When you look at the added complexity of the relevance query to match all three conditions - that there is an “-xx” in the string; that there is a three-digit number before it; and that there is a three-digit number following it, I think the regex more than makes up for its overhead:

q:  (lasts 3 of substrings before "-xx" of it, substrings "-xx" of it, firsts 3 of substrings after "-xx" of it) of "123-xx456"
A: 123, -xx, 456
T: 0.089 ms
I: plural ( substring, substring, substring )

q: exists (items 0 of it as integer, items 2 of it as integer) of (lasts 3 of substrings before "-xx" of it, substrings "-xx" of it, firsts 3 of substrings after "-xx" of it) of "123-xx456"
A: True
T: 0.069 ms
I: singular boolean

q: exists (items 0 of it as integer, items 2 of it as integer) of (lasts 3 of substrings before "-xx" of it, substrings "-xx" of it, firsts 3 of substrings after "-xx" of it) of "asdflkjadfglkj9h4t8hzunvjksdbniuo-xx-asdkfjasdioufhnasdfh"
A: False
T: 0.101 ms
I: singular boolean

q: exists matches(regex("([0-9]{3}-xx[0-9]{3})")) of "123-xx456"
A: True
T: 0.134 ms
I: singular boolean

q: exists matches(regex("([0-9]{3}-xx[0-9]{3})")) of "asdflkjadfglkj9h4t8hzunvjksdbniuo-xx-asdkfjasdioufhnasdfh"
A: False
T: 0.148 ms
I: singular boolean

And, by the way, the non-regex still false identifies where the string following the “-xx” itself starts with a dash; because “-45” is also valid as an integer:

q:  (lasts 3 of substrings before "-xx" of it, substrings "-xx" of it, firsts 3 of substrings after "-xx" of it) of "123-xx-456"
A: 123, -xx, -45
T: 0.085 ms
I: plural ( substring, substring, substring )
q: exists (items 0 of it as integer, items 2 of it as integer) of (lasts 3 of substrings before "-xx" of it, substrings "-xx" of it, firsts 3 of substrings after "-xx" of it) of "123-xx-456"
A: True
T: 0.079 ms
I: singular boolean
2 Likes

I’ll repeat here a little bit of what @JasonWalker is referring to about what I have said before.

RegEx is incredibly powerful, and sometimes it is the only option to use.

With RegEx you can make a query that has an indeterminately long time to find the answer, to a much larger degree than things like contains. It may be possible to construct a regex that is so complicated that it would never determine an answer.

Also, I find RegEx to be less human readable, which I think is a significant negative.

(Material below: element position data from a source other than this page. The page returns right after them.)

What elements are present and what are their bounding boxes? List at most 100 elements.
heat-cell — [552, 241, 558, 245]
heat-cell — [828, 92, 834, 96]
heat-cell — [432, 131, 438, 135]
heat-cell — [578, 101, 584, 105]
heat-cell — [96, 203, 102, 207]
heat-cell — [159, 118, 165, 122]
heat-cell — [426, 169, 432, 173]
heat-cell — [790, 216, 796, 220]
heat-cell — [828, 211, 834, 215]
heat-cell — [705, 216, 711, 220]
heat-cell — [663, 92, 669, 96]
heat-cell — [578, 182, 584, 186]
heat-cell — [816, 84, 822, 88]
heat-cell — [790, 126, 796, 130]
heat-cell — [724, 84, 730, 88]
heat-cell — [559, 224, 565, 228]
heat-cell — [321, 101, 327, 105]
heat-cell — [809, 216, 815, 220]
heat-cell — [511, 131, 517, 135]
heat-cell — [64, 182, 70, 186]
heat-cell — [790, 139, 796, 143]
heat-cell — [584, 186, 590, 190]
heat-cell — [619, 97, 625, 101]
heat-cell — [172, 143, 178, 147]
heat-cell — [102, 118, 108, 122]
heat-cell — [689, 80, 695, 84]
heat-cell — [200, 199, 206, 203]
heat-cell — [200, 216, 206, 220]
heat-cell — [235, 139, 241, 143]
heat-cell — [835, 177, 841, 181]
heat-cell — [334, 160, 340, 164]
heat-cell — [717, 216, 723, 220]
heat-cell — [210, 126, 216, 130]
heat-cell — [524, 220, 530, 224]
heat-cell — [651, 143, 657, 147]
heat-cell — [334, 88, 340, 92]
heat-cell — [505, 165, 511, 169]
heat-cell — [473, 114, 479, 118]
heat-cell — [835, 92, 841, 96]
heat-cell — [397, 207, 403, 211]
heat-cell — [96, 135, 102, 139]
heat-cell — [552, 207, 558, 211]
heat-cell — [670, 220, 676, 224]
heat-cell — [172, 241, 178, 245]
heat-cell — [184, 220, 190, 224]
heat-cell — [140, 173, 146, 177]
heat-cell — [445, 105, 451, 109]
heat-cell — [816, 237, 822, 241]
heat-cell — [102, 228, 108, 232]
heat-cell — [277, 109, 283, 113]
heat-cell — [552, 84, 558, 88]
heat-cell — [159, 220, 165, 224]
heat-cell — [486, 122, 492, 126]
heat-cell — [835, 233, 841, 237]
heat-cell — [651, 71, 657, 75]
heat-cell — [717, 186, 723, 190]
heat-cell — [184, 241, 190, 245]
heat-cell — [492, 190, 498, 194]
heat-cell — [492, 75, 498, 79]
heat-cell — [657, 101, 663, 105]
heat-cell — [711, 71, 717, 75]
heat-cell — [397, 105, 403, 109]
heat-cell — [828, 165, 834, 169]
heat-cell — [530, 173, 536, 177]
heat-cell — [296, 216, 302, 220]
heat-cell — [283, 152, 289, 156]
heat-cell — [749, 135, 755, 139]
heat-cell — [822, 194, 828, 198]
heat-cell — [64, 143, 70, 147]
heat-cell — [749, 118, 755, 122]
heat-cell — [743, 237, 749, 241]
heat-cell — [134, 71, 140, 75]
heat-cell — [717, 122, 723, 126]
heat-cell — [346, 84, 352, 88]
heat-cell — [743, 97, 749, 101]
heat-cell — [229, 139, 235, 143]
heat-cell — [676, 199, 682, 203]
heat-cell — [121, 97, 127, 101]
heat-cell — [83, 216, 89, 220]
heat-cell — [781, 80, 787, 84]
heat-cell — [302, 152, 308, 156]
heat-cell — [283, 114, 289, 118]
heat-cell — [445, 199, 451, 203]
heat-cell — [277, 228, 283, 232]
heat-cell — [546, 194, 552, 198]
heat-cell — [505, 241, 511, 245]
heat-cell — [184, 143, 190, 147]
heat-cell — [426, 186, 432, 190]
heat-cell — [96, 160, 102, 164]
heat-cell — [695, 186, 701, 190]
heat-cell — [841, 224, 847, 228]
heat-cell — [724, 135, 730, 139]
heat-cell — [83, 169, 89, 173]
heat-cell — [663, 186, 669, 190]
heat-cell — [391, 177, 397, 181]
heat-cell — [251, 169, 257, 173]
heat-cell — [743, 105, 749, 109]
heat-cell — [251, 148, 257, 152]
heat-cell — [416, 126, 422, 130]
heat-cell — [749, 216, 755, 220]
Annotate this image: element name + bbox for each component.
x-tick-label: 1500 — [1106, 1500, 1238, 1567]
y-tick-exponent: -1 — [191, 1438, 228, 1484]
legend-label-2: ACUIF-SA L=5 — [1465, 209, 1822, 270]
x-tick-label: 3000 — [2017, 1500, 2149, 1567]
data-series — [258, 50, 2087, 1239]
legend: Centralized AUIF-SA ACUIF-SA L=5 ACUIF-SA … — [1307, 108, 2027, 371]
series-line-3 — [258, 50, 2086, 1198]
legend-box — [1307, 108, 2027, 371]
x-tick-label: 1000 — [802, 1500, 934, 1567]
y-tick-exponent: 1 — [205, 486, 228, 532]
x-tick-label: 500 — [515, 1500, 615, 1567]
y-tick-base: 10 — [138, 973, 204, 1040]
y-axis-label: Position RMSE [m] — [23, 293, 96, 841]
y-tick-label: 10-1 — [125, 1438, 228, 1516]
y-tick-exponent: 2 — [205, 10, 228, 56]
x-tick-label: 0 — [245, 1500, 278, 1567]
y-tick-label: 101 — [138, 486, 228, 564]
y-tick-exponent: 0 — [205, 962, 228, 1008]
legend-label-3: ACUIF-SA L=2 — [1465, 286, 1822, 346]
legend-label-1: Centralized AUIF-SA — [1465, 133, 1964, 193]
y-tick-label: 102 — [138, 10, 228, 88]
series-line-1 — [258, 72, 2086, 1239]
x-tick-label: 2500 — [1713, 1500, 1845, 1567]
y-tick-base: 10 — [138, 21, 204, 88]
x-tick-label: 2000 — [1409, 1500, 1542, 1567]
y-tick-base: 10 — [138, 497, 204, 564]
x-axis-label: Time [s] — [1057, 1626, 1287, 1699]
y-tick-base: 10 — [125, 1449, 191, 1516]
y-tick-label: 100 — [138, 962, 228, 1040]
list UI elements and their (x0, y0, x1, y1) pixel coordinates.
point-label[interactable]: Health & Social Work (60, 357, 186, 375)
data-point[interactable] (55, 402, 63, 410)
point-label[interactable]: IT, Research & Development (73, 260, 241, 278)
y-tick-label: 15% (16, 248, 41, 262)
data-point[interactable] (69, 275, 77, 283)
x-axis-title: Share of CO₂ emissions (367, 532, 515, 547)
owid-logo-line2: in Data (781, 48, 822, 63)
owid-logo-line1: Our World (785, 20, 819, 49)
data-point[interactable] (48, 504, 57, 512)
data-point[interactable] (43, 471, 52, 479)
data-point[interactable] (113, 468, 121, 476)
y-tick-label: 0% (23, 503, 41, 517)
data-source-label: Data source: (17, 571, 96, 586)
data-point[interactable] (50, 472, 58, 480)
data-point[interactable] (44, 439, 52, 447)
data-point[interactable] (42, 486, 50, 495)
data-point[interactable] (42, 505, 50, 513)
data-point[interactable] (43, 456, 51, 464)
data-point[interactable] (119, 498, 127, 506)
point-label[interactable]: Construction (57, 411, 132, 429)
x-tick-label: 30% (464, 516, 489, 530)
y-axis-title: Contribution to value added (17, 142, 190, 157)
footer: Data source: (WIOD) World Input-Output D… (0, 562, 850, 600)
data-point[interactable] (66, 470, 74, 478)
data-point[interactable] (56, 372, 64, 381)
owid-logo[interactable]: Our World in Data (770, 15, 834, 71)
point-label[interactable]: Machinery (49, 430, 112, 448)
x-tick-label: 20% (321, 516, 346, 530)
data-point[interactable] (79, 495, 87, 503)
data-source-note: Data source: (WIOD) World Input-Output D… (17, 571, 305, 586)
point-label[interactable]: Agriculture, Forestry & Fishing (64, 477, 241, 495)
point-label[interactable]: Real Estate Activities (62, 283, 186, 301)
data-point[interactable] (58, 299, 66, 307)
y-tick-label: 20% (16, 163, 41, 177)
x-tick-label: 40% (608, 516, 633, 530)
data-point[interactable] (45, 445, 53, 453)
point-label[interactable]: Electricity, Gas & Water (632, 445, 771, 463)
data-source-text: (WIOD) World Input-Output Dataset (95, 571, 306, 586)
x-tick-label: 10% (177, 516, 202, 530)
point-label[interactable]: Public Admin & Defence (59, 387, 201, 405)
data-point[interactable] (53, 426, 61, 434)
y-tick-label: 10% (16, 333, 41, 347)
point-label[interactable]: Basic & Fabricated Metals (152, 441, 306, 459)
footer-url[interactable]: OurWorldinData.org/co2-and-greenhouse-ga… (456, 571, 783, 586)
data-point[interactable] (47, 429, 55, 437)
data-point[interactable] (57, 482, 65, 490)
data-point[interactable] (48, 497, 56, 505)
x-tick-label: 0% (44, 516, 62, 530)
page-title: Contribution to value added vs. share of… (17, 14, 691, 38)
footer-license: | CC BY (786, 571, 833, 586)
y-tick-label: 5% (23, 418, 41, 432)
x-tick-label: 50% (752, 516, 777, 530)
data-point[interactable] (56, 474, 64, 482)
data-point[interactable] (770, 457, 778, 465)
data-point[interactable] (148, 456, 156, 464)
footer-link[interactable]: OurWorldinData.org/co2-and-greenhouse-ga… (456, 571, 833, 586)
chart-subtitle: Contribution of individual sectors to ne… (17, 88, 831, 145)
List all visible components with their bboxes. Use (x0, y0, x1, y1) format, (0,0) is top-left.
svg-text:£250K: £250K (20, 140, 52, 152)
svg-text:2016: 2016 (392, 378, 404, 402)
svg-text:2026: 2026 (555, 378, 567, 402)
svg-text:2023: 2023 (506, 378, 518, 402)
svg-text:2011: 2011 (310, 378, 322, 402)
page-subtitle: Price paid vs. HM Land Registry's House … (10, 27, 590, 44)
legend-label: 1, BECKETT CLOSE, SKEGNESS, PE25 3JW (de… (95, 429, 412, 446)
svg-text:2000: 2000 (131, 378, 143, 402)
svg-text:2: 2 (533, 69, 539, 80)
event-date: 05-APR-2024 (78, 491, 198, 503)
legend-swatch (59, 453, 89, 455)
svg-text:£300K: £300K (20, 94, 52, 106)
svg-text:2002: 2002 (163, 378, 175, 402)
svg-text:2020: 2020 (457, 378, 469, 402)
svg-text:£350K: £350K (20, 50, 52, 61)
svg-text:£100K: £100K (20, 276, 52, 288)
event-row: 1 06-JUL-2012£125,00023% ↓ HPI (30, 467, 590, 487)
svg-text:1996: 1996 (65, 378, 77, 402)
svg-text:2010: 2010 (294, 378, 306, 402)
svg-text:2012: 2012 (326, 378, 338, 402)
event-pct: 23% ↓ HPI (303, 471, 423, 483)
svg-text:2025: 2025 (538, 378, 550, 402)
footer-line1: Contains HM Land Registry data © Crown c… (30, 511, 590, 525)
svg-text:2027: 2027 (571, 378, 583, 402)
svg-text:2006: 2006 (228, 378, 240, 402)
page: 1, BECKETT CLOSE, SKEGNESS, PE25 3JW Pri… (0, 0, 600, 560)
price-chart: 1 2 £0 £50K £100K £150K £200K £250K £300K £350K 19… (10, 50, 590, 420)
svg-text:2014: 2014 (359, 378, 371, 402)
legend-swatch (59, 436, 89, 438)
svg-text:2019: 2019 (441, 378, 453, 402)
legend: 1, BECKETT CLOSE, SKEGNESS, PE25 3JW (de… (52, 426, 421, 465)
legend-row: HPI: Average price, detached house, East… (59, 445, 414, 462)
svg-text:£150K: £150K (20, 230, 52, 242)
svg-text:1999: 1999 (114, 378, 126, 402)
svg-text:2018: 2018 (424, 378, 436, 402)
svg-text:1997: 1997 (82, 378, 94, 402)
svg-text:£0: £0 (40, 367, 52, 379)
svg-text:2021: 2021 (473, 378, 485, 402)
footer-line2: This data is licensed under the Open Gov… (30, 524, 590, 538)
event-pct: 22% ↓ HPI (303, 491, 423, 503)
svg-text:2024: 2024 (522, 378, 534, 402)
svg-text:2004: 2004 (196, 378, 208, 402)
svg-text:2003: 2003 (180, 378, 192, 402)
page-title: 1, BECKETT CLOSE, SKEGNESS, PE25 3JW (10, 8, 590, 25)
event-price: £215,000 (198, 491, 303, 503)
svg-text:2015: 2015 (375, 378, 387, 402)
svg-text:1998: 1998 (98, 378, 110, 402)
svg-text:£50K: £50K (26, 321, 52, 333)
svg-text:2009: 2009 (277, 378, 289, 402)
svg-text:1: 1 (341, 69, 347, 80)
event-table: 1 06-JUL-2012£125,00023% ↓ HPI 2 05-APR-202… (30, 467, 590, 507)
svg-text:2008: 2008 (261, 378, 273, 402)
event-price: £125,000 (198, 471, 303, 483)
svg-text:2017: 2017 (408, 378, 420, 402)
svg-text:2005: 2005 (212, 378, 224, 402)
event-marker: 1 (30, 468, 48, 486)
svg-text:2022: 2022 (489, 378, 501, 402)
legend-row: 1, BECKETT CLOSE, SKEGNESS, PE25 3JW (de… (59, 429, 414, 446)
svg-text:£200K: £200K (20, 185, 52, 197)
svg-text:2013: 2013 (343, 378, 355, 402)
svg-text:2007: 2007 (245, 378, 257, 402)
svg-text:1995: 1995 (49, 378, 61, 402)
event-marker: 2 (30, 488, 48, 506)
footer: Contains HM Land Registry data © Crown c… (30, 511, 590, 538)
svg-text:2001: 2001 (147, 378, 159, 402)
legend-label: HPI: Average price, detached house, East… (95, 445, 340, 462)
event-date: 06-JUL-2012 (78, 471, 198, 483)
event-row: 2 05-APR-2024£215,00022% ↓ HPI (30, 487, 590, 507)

In some cases it might be better to use contains AND RegEx. If the string satisfies then contains statement, only then see if it satisfies a more complicated RegEx. This will save execution time on all strings that fail the contains.

(it as string) whose(it as lowercase contains "-xx" AND exists matches(regex("([0-9]{3}-xx[0-9]{3})")) of it) of values of settings "PropName" of clients
1 Like

All awesome info. Thanks for the clarity.